Wir stiegen aus. Da sonst kein anderes Fahrzeug hier parkte, schienen wir die einzigen Gäste zu sein. Beim Hauseingang öffnete Yuka die Schiebetür und rief laut: „Gomen kudasai!“ Von drinnen kam keine Antwort, vor uns lag nur ein dunkel schweigender Flur. Yuka wurde unsicher, ob das Lokal heute überhaupt geöffnet hätte. Erst auf ihr nochmaliges Rufen hin erschien eine Frau, wie sich herausstellte, handelte es sich um die Wirtin. Mit dem Hinweis, heute wäre Ruhetag, wollte sie uns abweisen. Als Yuka jedoch ihren Namen nannte, wurde sie freundlicher. Sie erinnerte sich, dass Yukas Eltern früher in der Nähe ein Ryokan betrieben hatten, sie kannte Yuka daher noch als Kind. Und plötzlich war vom Ruhetag keine Rede mehr. Die Wirtin bat uns reinzukommen, entschuldigte sich aber, dass sie uns heute Abend nur etwas Einfaches zu essen anbieten könne. Wir erklärten uns damit einverstanden, und so ging sie voraus und führte uns in den Gastraum. Der wirkte urig und rustikal, am Boden alte, gelb gewordene Tatami-Strohmatten, an den Wänden vergilbte Tapeten. Auch alte Bilder hingen da, und in der Mitte des Raumes stützte ein schwarzer Holzbalken die Decke. Das Zimmer war ungeheizt, und ein eigentümlicher Geruch lag in der Luft, doch durch die Fensterfront bot sich ein wunderschöner Blick. Die Wolken begannen sich zu verziehen, und es zeigte sich ein Teil der schneebedeckten Bergkette im aufgehenden Mondlicht.
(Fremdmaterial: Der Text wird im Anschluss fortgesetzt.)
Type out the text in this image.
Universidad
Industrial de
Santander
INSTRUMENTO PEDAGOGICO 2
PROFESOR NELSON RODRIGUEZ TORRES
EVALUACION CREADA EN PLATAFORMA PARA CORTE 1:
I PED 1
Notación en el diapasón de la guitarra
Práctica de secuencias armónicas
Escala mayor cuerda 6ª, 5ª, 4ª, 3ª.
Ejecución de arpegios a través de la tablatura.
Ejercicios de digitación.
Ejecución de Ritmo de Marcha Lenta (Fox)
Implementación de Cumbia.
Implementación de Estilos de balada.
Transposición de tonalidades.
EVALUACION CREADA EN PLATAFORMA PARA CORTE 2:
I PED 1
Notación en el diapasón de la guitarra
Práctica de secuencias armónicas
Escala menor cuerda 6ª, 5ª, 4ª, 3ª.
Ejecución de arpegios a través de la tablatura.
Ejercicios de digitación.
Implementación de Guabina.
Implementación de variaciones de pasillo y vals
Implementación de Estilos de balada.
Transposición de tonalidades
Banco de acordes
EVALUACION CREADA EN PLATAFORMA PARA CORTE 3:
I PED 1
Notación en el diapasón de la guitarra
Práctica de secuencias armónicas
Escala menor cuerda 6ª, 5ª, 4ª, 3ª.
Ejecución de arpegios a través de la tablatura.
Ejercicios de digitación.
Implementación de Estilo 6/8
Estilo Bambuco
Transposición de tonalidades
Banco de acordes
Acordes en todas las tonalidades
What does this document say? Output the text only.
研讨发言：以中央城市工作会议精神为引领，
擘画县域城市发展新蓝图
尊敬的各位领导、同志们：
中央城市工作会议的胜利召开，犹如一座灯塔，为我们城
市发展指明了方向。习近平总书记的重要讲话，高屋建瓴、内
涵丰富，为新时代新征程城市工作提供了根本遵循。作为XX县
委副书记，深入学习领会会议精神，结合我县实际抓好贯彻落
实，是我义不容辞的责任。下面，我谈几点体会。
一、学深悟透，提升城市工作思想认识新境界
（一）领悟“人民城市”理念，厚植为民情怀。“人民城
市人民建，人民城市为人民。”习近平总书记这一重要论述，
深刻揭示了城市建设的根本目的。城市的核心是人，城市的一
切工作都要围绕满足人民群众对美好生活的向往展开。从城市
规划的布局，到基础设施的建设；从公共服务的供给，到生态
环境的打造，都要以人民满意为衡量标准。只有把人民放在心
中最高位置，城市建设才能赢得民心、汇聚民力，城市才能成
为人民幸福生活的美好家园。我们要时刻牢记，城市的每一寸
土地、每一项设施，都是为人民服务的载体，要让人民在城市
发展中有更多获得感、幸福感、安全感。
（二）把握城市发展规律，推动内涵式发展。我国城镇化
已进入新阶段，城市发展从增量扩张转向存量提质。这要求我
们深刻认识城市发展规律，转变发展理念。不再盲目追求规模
Wir ließen uns an dem Tisch nieder, den uns die Wirtin anwies. Yuka kniete sich vornehm auf das Sitzpolster, ich aber setzte mich im Türkensitz hin und lehnte mich mit dem Rücken an den Holzbalken. Wir hatten unsere Jacken abgelegt, doch die Kälte im Raum war ein wenig ungemütlich, noch dazu in Socken, holte man sich hier schnell kalte Füße. Die Wirtin schob einen Heizstrahler an unseren Tisch, und als Yuka heißen Sake bestellte, hatte ich nichts dagegen.
Nachdem sie uns allein gelassen hatte, kam die Wirtin nach einer Weile wieder mit Sake in einem vasenförmigen Kännchen und zwei kleinen Trinkschalen. Obwohl Yuka wusste, dass ich normalerweise keinen Alkohol trank und sie selbst, weil sie mit dem Auto da war, auch nichts trinken hätte dürfen, schenkte sie uns beiden ein. Dann stießen wir mit den kleinen Schälchen an. Ich nahm einen Schluck. Der Sake schmeckte herb, aber wärmte angenehm von innen, und so dachte ich mir, das bisschen würde schon nicht schaden.
Die Wirtin besprach mit Yuka, was sie uns zu essen anbieten könnte und ging dann wieder hinaus. Wir tranken weiter, und es dauerte gar nicht lange, bis die ersten Speisen kamen. Mehrmals ging die Schiebetür auf, und die Wirtin brachte uns nach und nach Misosuppe, Tofu, Nudeln und Tempura.
Yuka sah mir beim Essen zu, rührte selbst aber kaum etwas an, kostete nur ab und zu. Sie trank außer der ersten Schale auch keinen Sake mehr, sondern nur noch Tee, aber mir schenkte sie immer wieder ein. Der Sake trank sich leicht, und nun schon einmal auf den Geschmack gekommen und meinem Prinzip untreu geworden, trank ich weiter, sodass das Kännchen bald leer war.